Foreigners at Karnak: utilising the "other" for the study of Egyptian identity from the Second Intermediate Period until the reign of Thutmose III (c. 1803 - 1425 BC)
thesisposted on 28.03.2022, 18:53 by Laura Peirce
Research to date on representations of foreign peoples in ancient Egypt has focused on the smiting and battle scenes that dominate temple walls. However, these studies have often omitted the accompanying captions that are found throughout sacred spaces and are arguably, upon closer investigation, more prevalent. This thesis aims to address this issue through a quantitative and qualitative study of all references to foreigners at the Temple of Amun-Re at Karnak dating from the Second Intermediate Period to the end of the reign of Thutmose III (1803-1425 BC). A corpus of 136 sources was compiled, drawn from a range of text types including artistic representations, textual sources, and symbols. This thesis argues that Karnak, as a lieu de mémoire, played an essential role in disseminating and stabilising a sense of cultural identity. In order to demonstrate this, the research focuses on one facet of the concretion of cultural memory: comparison and contrast between those who belong and those who do not. By selecting representations of foreign peoples, this research is able to show that ideas of Egyptian identity can be elucidated from representations of the "other". A second objective is an investigation into the placement of references to foreigners within the architectural space of the temple to determine if the walls of Karnak were capable of disseminating notions of Egyptian identity to a broader population.

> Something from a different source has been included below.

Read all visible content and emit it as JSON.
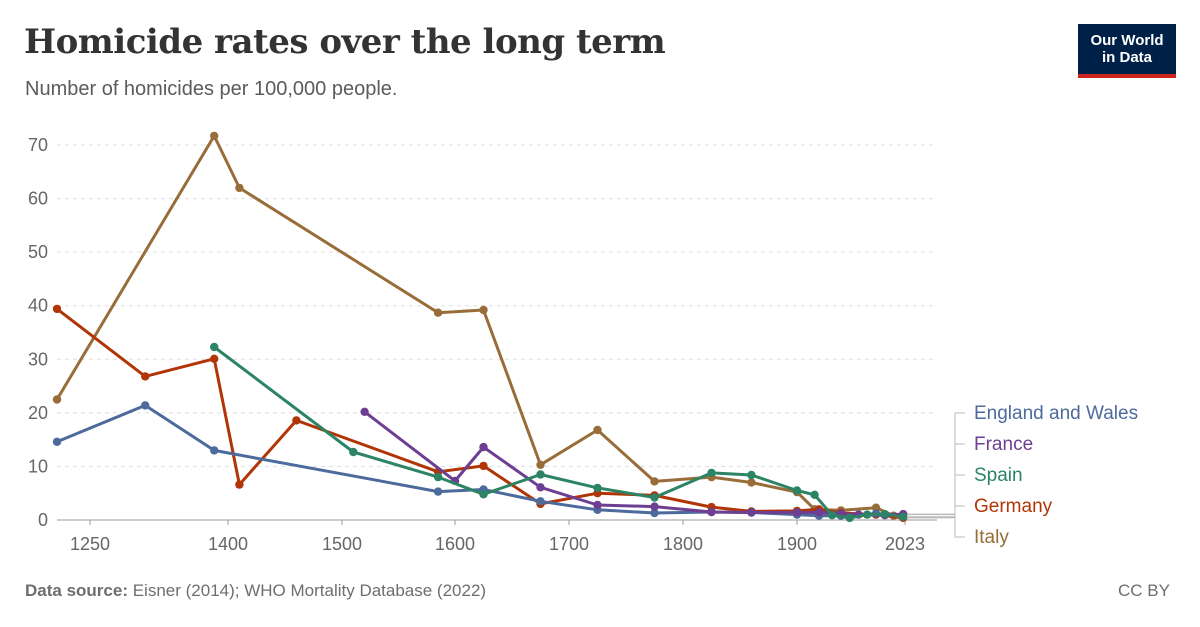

Through the creation and analysis of spatial distribution maps, this study can reveal that the references to foreigners are architectonically organised according to the flow of the movement of people throughout the space. This thesis is able to test earlier notions of the spatial distribution of references to foreigners at Egyptian temples together with raising and discussing questions regarding the audiences that had the potential to engage with these documents.